Pesan pendek yang ditunggu-tunggu akhirnya tiba. "10 mnt lg aku sampai di kosmu. Tgu ya... :-)"
Intan menunggu Hendra di teras depan rumah kosnya. Beberapa kali Intan melirik jam di ponselnya. Sudah jam 5 lebih beberapa menit.
Hendra datang jam 5 lebih 5 menit.

INTAN berharap malam ini merasakan kebahagiaan yang besar. Sepanjang perjalanan, Hendra tak banyak bicara. Hawa terasa agak sejuk, jalanan tak begitu macet.
"Kita mau ke mana, Mas?"
"Kita mau ke Payung. Di sana banyak warung yang jualan jagung sama roti bakar. Beberapa warung di situ ada yang asyik banget, dari situ kita bisa melihat pemandangan yang indah."
Jalan menuju ke Payung berbelok-belok dan mendaki. Sepanjang perjalanan Intan terkesima dengan pemandangan yang dilihatnya. Baru pertama kali dia melihat pemandangan di kaki bukit seperti ini dalam hidupnya.
Hendra menghentikan sepeda motornya di sebuah warung. Di warung lesehan itu, pemandangan tampak begitu luas dan indah. Hendra bercerita dia sering ke warung ini. "Dari sini tampak kota Batu, Singosari, hingga gunung Arjuna... yang ada di ujung sana itu."
"Oh, gunung itu!" kata Intan setengah berseru. "Aku pernah melihatnya waktu naik bis dari Surabaya ke Malang."
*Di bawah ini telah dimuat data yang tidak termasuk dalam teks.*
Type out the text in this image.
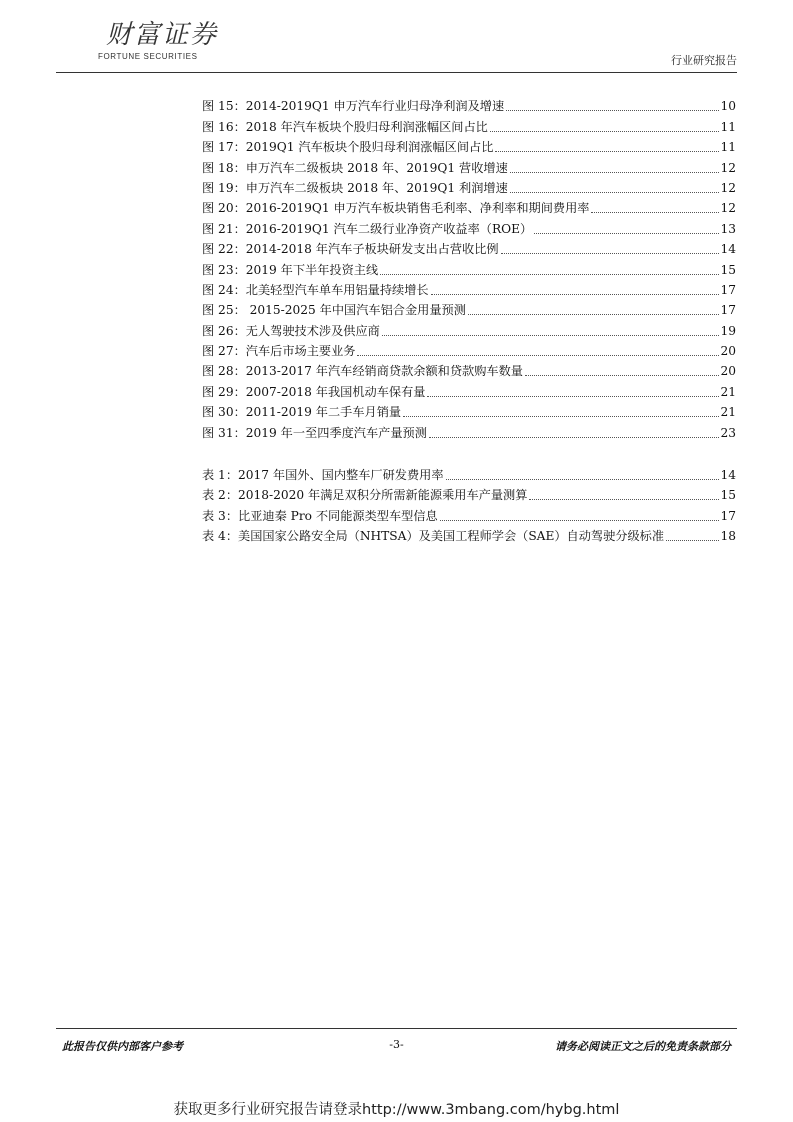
财富证券
FORTUNE SECURITIES	行业研究报告
图 15：2014-2019Q1 申万汽车行业归母净利润及增速	10
图 16：2018 年汽车板块个股归母利润涨幅区间占比	11
图 17：2019Q1 汽车板块个股归母利润涨幅区间占比	11
图 18：申万汽车二级板块 2018 年、2019Q1 营收增速	12
图 19：申万汽车二级板块 2018 年、2019Q1 利润增速	12
图 20：2016-2019Q1 申万汽车板块销售毛利率、净利率和期间费用率	12
图 21：2016-2019Q1 汽车二级行业净资产收益率（ROE）	13
图 22：2014-2018 年汽车子板块研发支出占营收比例	14
图 23：2019 年下半年投资主线	15
图 24：北美轻型汽车单车用铝量持续增长	17
图 25： 2015-2025 年中国汽车铝合金用量预测	17
图 26：无人驾驶技术涉及供应商	19
图 27：汽车后市场主要业务	20
图 28：2013-2017 年汽车经销商贷款余额和贷款购车数量	20
图 29：2007-2018 年我国机动车保有量	21
图 30：2011-2019 年二手车月销量	21
图 31：2019 年一至四季度汽车产量预测	23
表 1：2017 年国外、国内整车厂研发费用率	14
表 2：2018-2020 年满足双积分所需新能源乘用车产量测算	15
表 3：比亚迪秦 Pro 不同能源类型车型信息	17
表 4：美国国家公路安全局（NHTSA）及美国工程师学会（SAE）自动驾驶分级标准	18
此报告仅供内部客户参考	-3-	请务必阅读正文之后的免责条款部分
获取更多行业研究报告请登录http://www.3mbang.com/hybg.html
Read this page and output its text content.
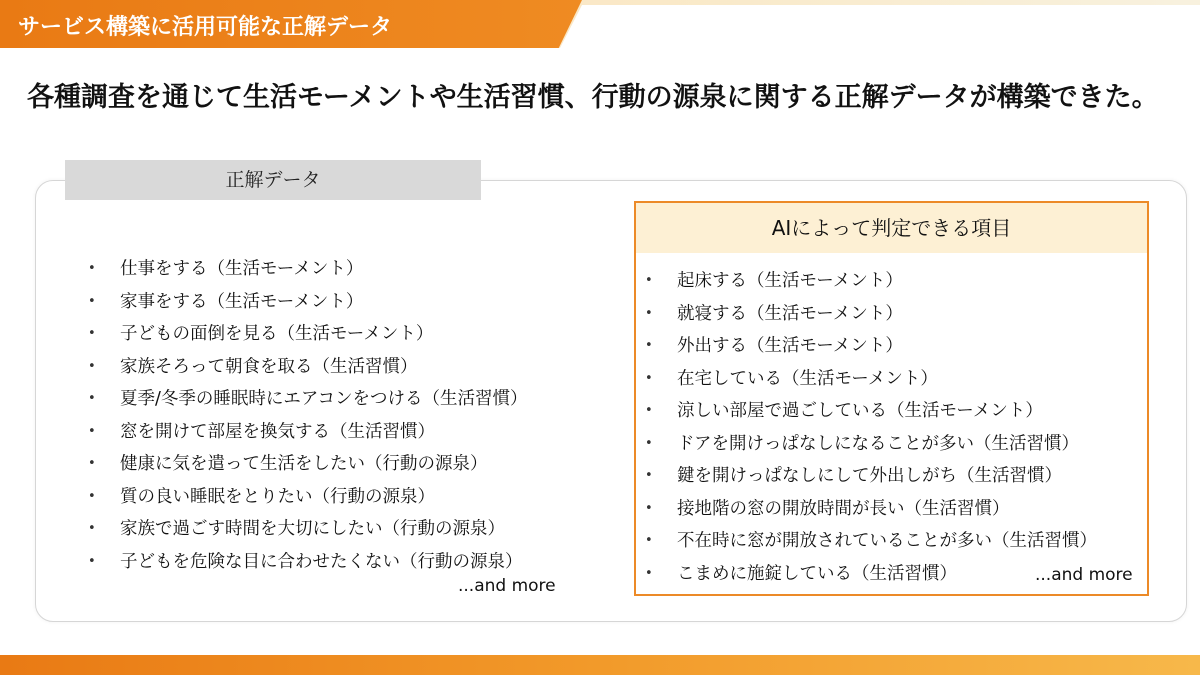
サービス構築に活用可能な正解データ
各種調査を通じて生活モーメントや生活習慣、行動の源泉に関する正解データが構築できた。
正解データ
• 仕事をする（生活モーメント）
• 家事をする（生活モーメント）
• 子どもの面倒を見る（生活モーメント）
• 家族そろって朝食を取る（生活習慣）
• 夏季/冬季の睡眠時にエアコンをつける（生活習慣）
• 窓を開けて部屋を換気する（生活習慣）
• 健康に気を遣って生活をしたい（行動の源泉）
• 質の良い睡眠をとりたい（行動の源泉）
• 家族で過ごす時間を大切にしたい（行動の源泉）
• 子どもを危険な目に合わせたくない（行動の源泉）
...and more
AIによって判定できる項目
• 起床する（生活モーメント）
• 就寝する（生活モーメント）
• 外出する（生活モーメント）
• 在宅している（生活モーメント）
• 涼しい部屋で過ごしている（生活モーメント）
• ドアを開けっぱなしになることが多い（生活習慣）
• 鍵を開けっぱなしにして外出しがち（生活習慣）
• 接地階の窓の開放時間が長い（生活習慣）
• 不在時に窓が開放されていることが多い（生活習慣）
• こまめに施錠している（生活習慣）	...and more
Hendra memesankan minuman dan roti bakar buat mereka berdua. "Kita akan menunggu langit gelap di sini. Aku sering merasakan keheningan saat lampu-lampu menyala, langit menjadi jingga bercampur ungu."
"Dan, semoga malam ini cerah, ada bintang-bintang di langit sana!"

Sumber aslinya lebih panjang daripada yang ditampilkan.